Ogni persona dovrebbe essere uguale all’altra, a dispetto di etnia, orientamento sessuale e condizione fisica o mentale. Tuttavia, anche in paesi all’avanguardia come la Danimarca, non sempre questa condizione è rispettata. Il noto studioso Peter C. Gotzsche si è chiesto se la legge e i diritti dei pazienti siano rispettati quando questi ultimi vengono sottoposti forzatamente a terapie per la loro salute mentale.
In uno studio apparso su Clinical Neuropsychiatry (2019, 16, (5-6), 229-233), lo scienziato danese ha osservato trenta casi trattati nel 2017. Di questi, neanche uno è risultato essere stato trattato nel miglior interesse del paziente. Inoltre, sebbene la legge danese affermi che il trattamento forzato dovrebbe avvenire attraverso l’utilizzo di farmaci che comportino i minori effetti collaterali, tale condizione è risultata violata addirittura in 29 casi su 30 (quindi il 97% delle volte).
Una commissione predisposta, composta da un giudice, due psichiatri e due membri di organizzazioni a favore di persone con handicap, ha vagliato sette casi. Tuttavia, le risultanti ammonizioni nei confronti dei medici sono state minori e formali. La commissione ha infatti ribadito come la coercizione del trattamento fosse necessaria considerato l’instabilità mentale del paziente. Gotzsche ritiene che tale prospettiva sia priva di qualsiasi fondamento scientifico, eppure il suo paese natio la applica regolarmente.
Gotzsche punta i riflettori sui diritti umani violati
Lo studioso danese, infatti, ritiene che tale commissione abbia una funzione meramente cosmetica, più preoccupata a convalidare la volontà degli psichiatri piuttosto che porsi dalla parte dei pazienti, i quali vedono invece troppo spesso i loro diritti calpestati.
I pazienti danesi non avrebbero la possibilità di evitare il trattamento quando non lo desiderano. Sono consapevoli che la loro volontà è destinata a non essere considerata poiché ufficialmente etichettati come “matti” e quindi incapaci ci intendere e di volere.
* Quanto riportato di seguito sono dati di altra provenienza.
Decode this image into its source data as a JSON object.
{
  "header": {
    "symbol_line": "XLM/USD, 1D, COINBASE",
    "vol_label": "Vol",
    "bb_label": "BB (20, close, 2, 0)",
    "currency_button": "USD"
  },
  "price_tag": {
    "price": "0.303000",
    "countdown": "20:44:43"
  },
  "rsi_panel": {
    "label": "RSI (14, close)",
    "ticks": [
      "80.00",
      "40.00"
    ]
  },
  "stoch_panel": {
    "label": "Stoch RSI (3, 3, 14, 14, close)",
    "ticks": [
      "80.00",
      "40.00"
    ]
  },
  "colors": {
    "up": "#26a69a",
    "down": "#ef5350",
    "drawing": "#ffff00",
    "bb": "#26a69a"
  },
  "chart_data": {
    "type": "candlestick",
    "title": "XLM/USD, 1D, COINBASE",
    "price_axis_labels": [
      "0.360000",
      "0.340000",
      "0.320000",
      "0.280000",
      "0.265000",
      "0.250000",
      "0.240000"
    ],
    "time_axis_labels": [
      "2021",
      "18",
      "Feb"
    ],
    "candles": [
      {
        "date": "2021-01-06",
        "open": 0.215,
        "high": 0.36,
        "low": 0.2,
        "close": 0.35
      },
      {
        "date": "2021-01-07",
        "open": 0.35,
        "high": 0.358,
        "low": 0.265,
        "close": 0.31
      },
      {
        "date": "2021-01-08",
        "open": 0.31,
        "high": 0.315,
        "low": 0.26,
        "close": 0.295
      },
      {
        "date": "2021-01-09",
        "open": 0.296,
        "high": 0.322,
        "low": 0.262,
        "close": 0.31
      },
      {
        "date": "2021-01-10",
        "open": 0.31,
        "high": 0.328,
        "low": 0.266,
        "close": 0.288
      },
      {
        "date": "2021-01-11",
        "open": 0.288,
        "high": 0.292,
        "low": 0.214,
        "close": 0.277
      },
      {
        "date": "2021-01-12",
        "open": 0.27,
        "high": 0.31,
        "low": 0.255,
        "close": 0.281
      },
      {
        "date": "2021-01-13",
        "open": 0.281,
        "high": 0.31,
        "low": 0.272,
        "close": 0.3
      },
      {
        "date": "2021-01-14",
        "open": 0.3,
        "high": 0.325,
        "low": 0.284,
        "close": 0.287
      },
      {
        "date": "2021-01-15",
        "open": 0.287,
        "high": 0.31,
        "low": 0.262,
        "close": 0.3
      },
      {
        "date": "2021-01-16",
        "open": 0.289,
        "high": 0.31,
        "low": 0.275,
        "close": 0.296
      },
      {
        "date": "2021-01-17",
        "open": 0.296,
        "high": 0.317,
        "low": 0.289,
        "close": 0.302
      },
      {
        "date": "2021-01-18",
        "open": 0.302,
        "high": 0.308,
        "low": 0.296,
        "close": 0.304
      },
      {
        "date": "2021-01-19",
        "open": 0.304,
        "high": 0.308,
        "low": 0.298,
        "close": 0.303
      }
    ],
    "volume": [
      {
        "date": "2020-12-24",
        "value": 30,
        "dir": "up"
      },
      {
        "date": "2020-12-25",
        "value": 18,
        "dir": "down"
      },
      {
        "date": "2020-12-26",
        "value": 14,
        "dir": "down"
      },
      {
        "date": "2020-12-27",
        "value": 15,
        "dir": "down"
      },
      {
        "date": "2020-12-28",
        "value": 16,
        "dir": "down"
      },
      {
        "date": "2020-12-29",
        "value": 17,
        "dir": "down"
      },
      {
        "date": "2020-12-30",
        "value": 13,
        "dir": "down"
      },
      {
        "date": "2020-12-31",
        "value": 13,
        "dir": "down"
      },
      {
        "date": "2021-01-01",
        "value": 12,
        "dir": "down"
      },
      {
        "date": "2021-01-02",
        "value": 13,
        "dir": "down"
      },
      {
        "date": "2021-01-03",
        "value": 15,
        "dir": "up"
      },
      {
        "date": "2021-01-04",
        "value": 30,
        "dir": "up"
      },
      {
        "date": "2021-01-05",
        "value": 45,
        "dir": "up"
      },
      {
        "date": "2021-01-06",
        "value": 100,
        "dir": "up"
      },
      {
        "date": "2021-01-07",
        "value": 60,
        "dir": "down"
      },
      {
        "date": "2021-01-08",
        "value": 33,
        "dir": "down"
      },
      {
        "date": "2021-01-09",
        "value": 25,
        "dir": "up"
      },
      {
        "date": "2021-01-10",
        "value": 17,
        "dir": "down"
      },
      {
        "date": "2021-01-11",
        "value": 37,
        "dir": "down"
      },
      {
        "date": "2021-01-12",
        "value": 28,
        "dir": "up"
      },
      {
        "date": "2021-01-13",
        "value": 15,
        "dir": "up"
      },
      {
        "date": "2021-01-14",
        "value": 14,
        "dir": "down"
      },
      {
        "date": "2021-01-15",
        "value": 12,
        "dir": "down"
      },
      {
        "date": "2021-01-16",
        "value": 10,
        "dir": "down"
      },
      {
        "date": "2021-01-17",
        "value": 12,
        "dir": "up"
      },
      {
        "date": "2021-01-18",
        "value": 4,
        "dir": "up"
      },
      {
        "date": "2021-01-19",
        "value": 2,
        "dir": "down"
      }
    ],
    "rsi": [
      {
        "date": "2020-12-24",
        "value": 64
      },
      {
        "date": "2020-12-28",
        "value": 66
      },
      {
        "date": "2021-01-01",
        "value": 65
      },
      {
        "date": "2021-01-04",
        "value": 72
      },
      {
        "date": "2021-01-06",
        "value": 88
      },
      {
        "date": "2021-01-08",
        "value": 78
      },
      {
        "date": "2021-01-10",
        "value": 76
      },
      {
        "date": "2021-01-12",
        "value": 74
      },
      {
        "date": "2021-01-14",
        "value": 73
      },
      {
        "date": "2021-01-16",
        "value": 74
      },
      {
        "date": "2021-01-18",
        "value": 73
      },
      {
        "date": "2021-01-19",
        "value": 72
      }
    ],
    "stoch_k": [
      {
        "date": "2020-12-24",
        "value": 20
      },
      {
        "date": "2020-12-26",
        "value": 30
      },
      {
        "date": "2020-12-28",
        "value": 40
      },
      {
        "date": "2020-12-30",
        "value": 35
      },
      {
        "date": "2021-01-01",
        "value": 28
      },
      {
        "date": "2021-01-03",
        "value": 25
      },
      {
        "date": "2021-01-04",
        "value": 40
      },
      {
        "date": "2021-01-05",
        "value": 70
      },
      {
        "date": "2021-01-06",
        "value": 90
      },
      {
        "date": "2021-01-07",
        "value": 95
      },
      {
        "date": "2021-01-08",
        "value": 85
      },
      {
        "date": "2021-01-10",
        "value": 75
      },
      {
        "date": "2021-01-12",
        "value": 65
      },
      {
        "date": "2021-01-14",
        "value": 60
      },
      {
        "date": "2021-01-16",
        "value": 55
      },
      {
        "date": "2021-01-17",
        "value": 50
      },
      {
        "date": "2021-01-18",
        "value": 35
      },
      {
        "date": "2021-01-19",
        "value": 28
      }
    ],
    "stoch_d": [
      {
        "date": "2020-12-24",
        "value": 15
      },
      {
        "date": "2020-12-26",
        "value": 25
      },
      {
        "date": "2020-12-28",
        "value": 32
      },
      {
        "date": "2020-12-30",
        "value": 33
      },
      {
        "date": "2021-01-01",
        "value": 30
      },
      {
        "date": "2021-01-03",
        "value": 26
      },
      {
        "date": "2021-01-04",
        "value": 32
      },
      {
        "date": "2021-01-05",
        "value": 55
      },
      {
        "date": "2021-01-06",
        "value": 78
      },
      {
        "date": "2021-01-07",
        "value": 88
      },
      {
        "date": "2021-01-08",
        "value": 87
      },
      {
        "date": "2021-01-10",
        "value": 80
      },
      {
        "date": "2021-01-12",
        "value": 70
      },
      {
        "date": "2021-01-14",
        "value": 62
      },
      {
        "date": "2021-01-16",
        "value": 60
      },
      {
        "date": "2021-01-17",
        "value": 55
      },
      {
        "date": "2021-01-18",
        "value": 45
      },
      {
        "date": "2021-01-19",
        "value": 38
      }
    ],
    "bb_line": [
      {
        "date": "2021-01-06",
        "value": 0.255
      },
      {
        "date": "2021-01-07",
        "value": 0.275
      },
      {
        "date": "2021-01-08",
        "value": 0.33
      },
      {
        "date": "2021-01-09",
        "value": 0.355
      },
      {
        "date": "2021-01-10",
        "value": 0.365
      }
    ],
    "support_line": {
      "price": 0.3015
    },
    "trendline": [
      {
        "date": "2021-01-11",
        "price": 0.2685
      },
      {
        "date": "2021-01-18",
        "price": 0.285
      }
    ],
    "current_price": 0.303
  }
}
Spesso, secondo Gotzsche, si ritrovano così ad assumere “volontariamente” i farmaci sapendo perfettamente di non avere altra scelta.
La terapia forzata, conclude lo studioso, dovrebbe essere abbandonata, come peraltro sancito dalla Convenzione delle Nazioni Unite sui diritti delle persone con disabilità. La speranza di Gotzsche è di far luce su quella che considera una assoluta violazione dei diritti dell’uomo, e che il segnale d’allarme lanciato possa riaccendere la discussione sul tema. In modo che si anteponga il bene dei pazienti alle prassi psichiatriche.